Das ist es, was dieses Jahreskreisfest so besonders, einzigartig und kompliziert macht. So sehr, dass es in unserer heutigen Zeit übergangen und ignoriert wird – sofern man es überhaupt noch kennt. Wir sind eine Gesellschaft geworden, die zwar ganz genau weiß, was andere falsch machen und immer wissen, wie man es an Stelle eines anderen besser gemacht hätte (=Konjunktiv!). Aber wenn es darum geht selbst Verantwortung für etwas zu übernehmen, sich zu exponieren und den Weg vorzugeben, kneifen die meisten den vor x-tausend Jahren abgelegten Affenschwanz ein und machen sich unsichtbar. Man könnte sich ja unbeliebt machen und dann mit den Konsequenzen der Entscheidung leben müssen.
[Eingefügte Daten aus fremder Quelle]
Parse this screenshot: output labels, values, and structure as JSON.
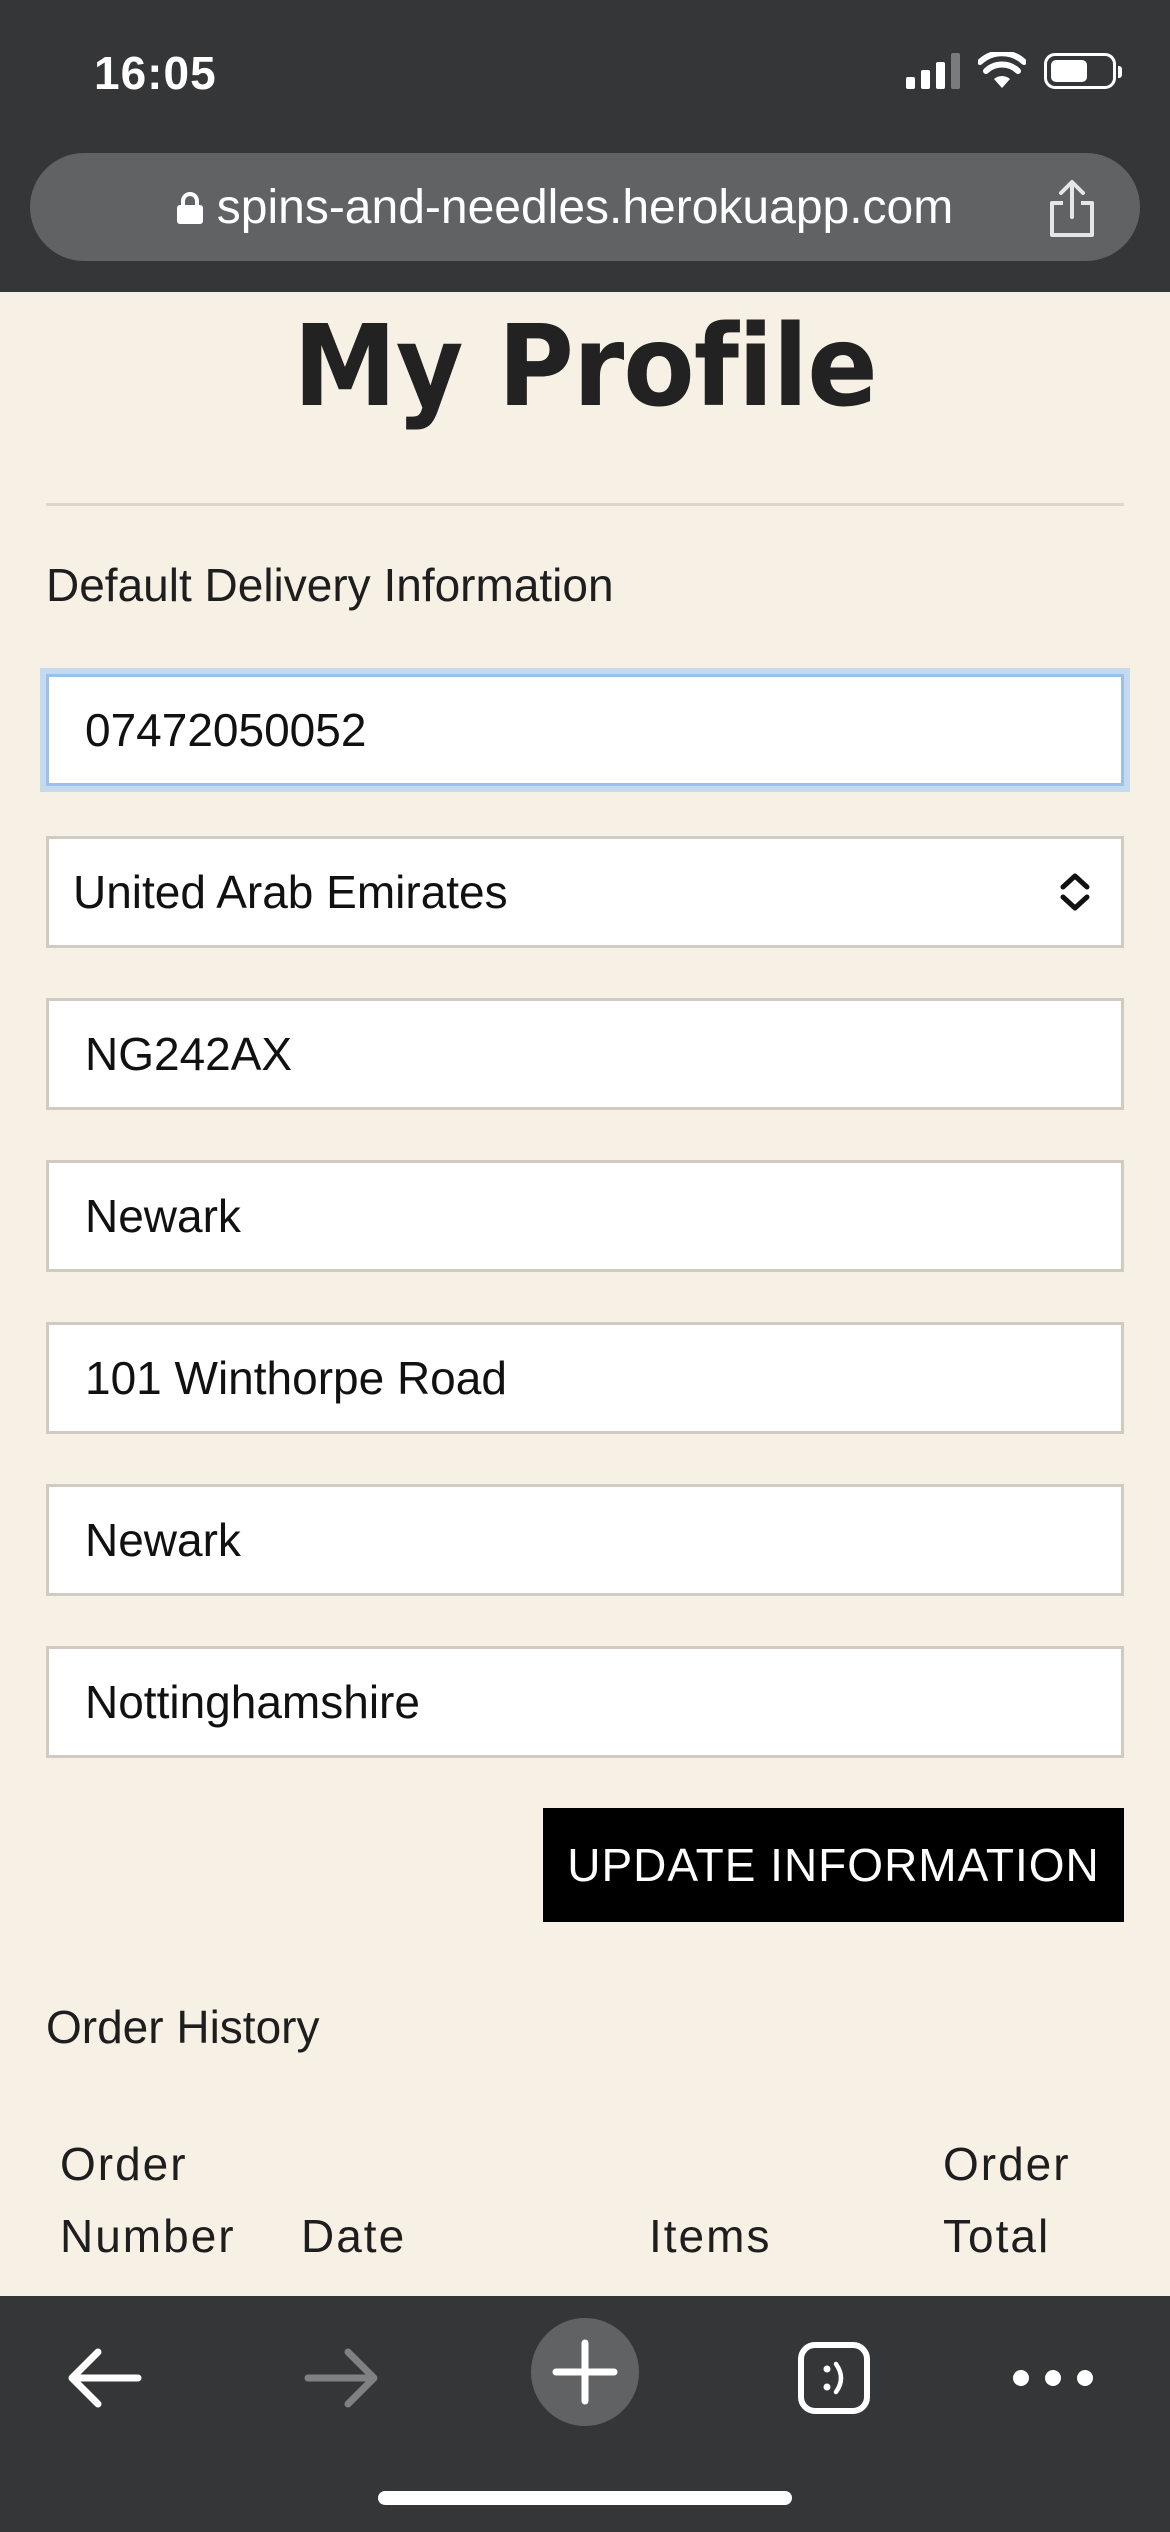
{
  "status_bar": {
    "time": "16:05"
  },
  "browser": {
    "url": "spins-and-needles.herokuapp.com"
  },
  "page": {
    "title": "My Profile",
    "delivery_section_label": "Default Delivery Information",
    "fields": {
      "phone": "07472050052",
      "country": "United Arab Emirates",
      "postcode": "NG242AX",
      "town": "Newark",
      "street_address": "101 Winthorpe Road",
      "street_address_2": "Newark",
      "county": "Nottinghamshire"
    },
    "update_button": "UPDATE INFORMATION",
    "order_history_label": "Order History",
    "order_table": {
      "headers": {
        "order_number_line1": "Order",
        "order_number_line2": "Number",
        "date": "Date",
        "items": "Items",
        "order_total_line1": "Order",
        "order_total_line2": "Total"
      }
    }
  },
  "colors": {
    "page_bg": "#f6f0e5",
    "chrome_bg": "#353638",
    "button_bg": "#000000",
    "focus_ring": "#9cc0e8"
  }
}
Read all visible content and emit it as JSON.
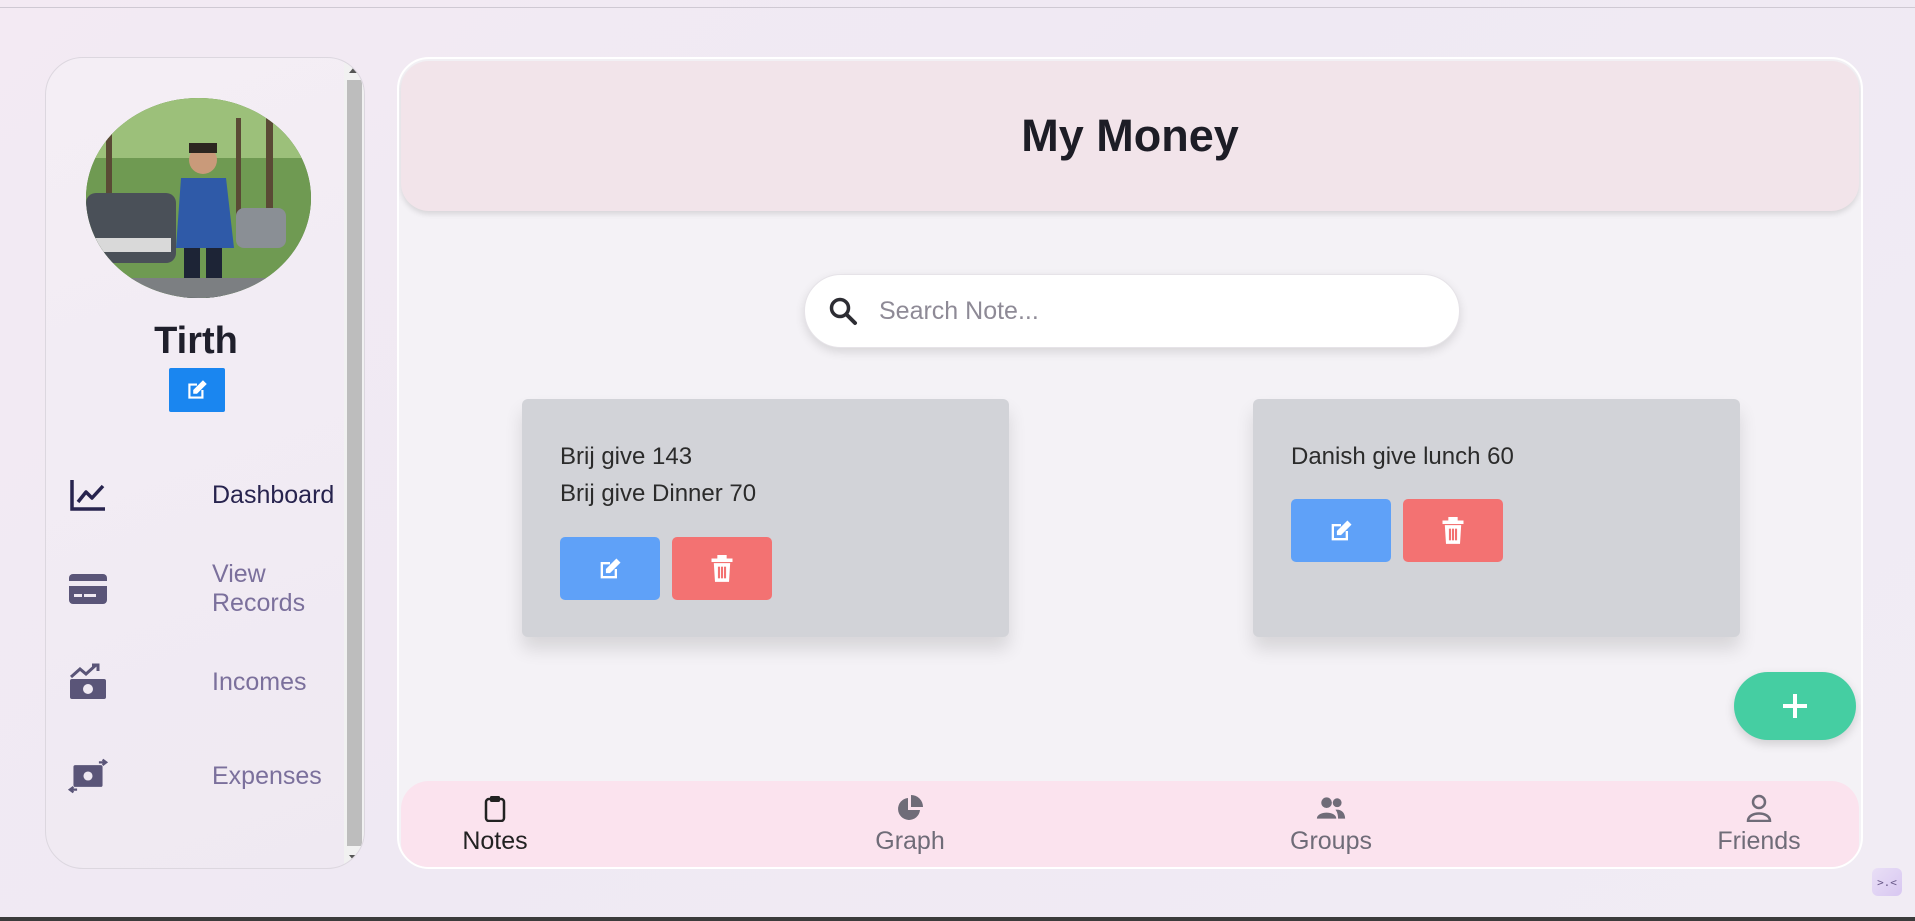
{
  "app": {
    "title": "My Money"
  },
  "user": {
    "name": "Tirth"
  },
  "sidebar": {
    "items": [
      {
        "label": "Dashboard",
        "icon": "chart-line-icon",
        "active": true
      },
      {
        "label": "View Records",
        "icon": "credit-card-icon",
        "active": false
      },
      {
        "label": "Incomes",
        "icon": "money-bill-trend-up-icon",
        "active": false
      },
      {
        "label": "Expenses",
        "icon": "money-bill-transfer-icon",
        "active": false
      }
    ]
  },
  "search": {
    "placeholder": "Search Note...",
    "value": ""
  },
  "notes": [
    {
      "lines": [
        "Brij give 143",
        "Brij give Dinner 70"
      ]
    },
    {
      "lines": [
        "Danish give lunch 60"
      ]
    }
  ],
  "fab": {
    "label": "+"
  },
  "bottom_nav": {
    "items": [
      {
        "label": "Notes",
        "icon": "clipboard-icon",
        "active": true
      },
      {
        "label": "Graph",
        "icon": "pie-chart-icon",
        "active": false
      },
      {
        "label": "Groups",
        "icon": "users-icon",
        "active": false
      },
      {
        "label": "Friends",
        "icon": "user-icon",
        "active": false
      }
    ]
  },
  "colors": {
    "accent_blue": "#1a86f0",
    "edit_button": "#5fa1f8",
    "delete_button": "#f37272",
    "fab": "#45cea2",
    "header_bg": "#f2e4ea",
    "bottom_nav_bg": "#fbe3ee"
  }
}
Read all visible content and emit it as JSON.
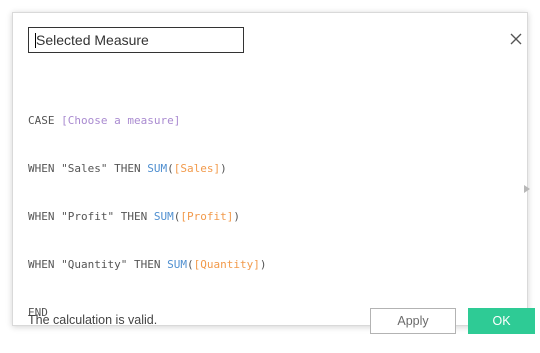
{
  "dialog": {
    "name_value": "Selected Measure",
    "close_icon": "close-icon"
  },
  "formula": {
    "line1": {
      "kw": "CASE ",
      "param": "[Choose a measure]"
    },
    "line2": {
      "kw1": "WHEN ",
      "str": "\"Sales\"",
      "kw2": " THEN ",
      "fn": "SUM",
      "open": "(",
      "field": "[Sales]",
      "close": ")"
    },
    "line3": {
      "kw1": "WHEN ",
      "str": "\"Profit\"",
      "kw2": " THEN ",
      "fn": "SUM",
      "open": "(",
      "field": "[Profit]",
      "close": ")"
    },
    "line4": {
      "kw1": "WHEN ",
      "str": "\"Quantity\"",
      "kw2": " THEN ",
      "fn": "SUM",
      "open": "(",
      "field": "[Quantity]",
      "close": ")"
    },
    "line5": {
      "kw": "END"
    }
  },
  "footer": {
    "status_text": "The calculation is valid.",
    "apply_label": "Apply",
    "ok_label": "OK"
  },
  "colors": {
    "ok_button": "#2ecb95",
    "function": "#4f8fd0",
    "field": "#f29a4b",
    "parameter": "#a98ad0"
  },
  "icons": {
    "close": "close-icon",
    "expand": "triangle-right-icon"
  }
}
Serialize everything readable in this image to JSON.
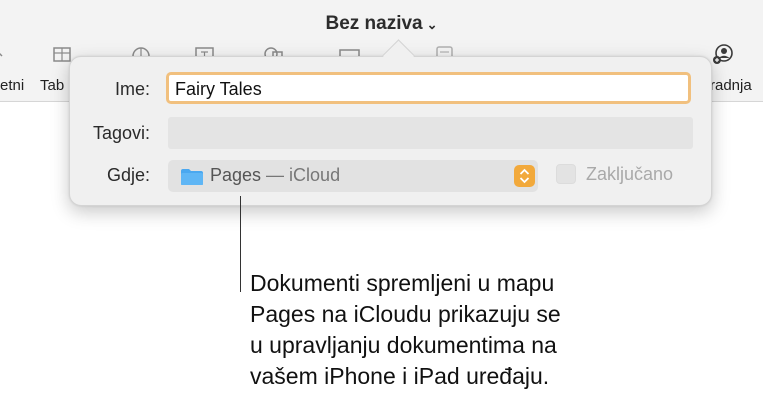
{
  "toolbar": {
    "title": "Bez naziva",
    "left_label_1": "etni",
    "left_label_2": "Tab",
    "right_label": "radnja"
  },
  "dialog": {
    "name_label": "Ime:",
    "name_value": "Fairy Tales",
    "tags_label": "Tagovi:",
    "tags_value": "",
    "where_label": "Gdje:",
    "where_folder": "Pages",
    "where_location": " — iCloud",
    "lock_label": "Zaključano",
    "lock_checked": false
  },
  "callout": {
    "lines": [
      "Dokumenti spremljeni u mapu",
      "Pages na iCloudu prikazuju se",
      "u upravljanju dokumentima na",
      "vašem iPhone i iPad uređaju."
    ]
  },
  "colors": {
    "accent": "#f2a93b",
    "focus_ring": "#f1c07e",
    "folder": "#4aa8f0"
  }
}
Sorry to say: Wer wirklich erwachsen werden will, wer wirklich ein aktiver, selbstbestimmter Mensch sein möchte, der muss irgendwann lernen, wie man solche Entscheidungen trifft und dazu steht.
Denn das ist Lughnasad – die Hochzeit des Lichts, wo du dich für ja oder nein entscheiden musst.
Das ist das Schnitterfest, wo man diese Entscheidung nicht nur trifft, sondern sie im Kreis der Gemeinschaft vertritt, feiert und mit allen Sinnen dahinter steht.
Das ist Lammas – das Fest des ersten, des gesegneten Brotes, aus dem neuen Getreide. Eine Belohnung dafür sich entschieden zu haben, das reife Getreide zu ernten.
Die Kehrseite dieser Kraft ist der Machtmissbrauch – die Pervertierung der Entscheidungsgewalt auf Kosten anderer: Überzogene Machtansprüche, Verschwendung, Herrscherallüren, „der Staat bin ich“-Gehabe und starres Beharren auf Führungsansprüchen, zum eigenen Nutzen, unter bewusster Missachtung der Grenzen anderer. Auch das ist ein starres Verhalten: das Beharren auf dem Standpunkt alles besser zu wissen und den eigenen Willen auf Teufel komm raus durchzusetzen.
Erwachsenwerden & Raum einnehmen
Astrologisch ist es die Zeit des Löwen – was zum Thema des Festes passt: es geht darum selbstbewusste Verantwortung und Führung für seine Handlungen zu übernehmen. Kraft und Stärke sind nun da und wollen maßvoll und umsichtig, zum Wohle aller, genutzt werden.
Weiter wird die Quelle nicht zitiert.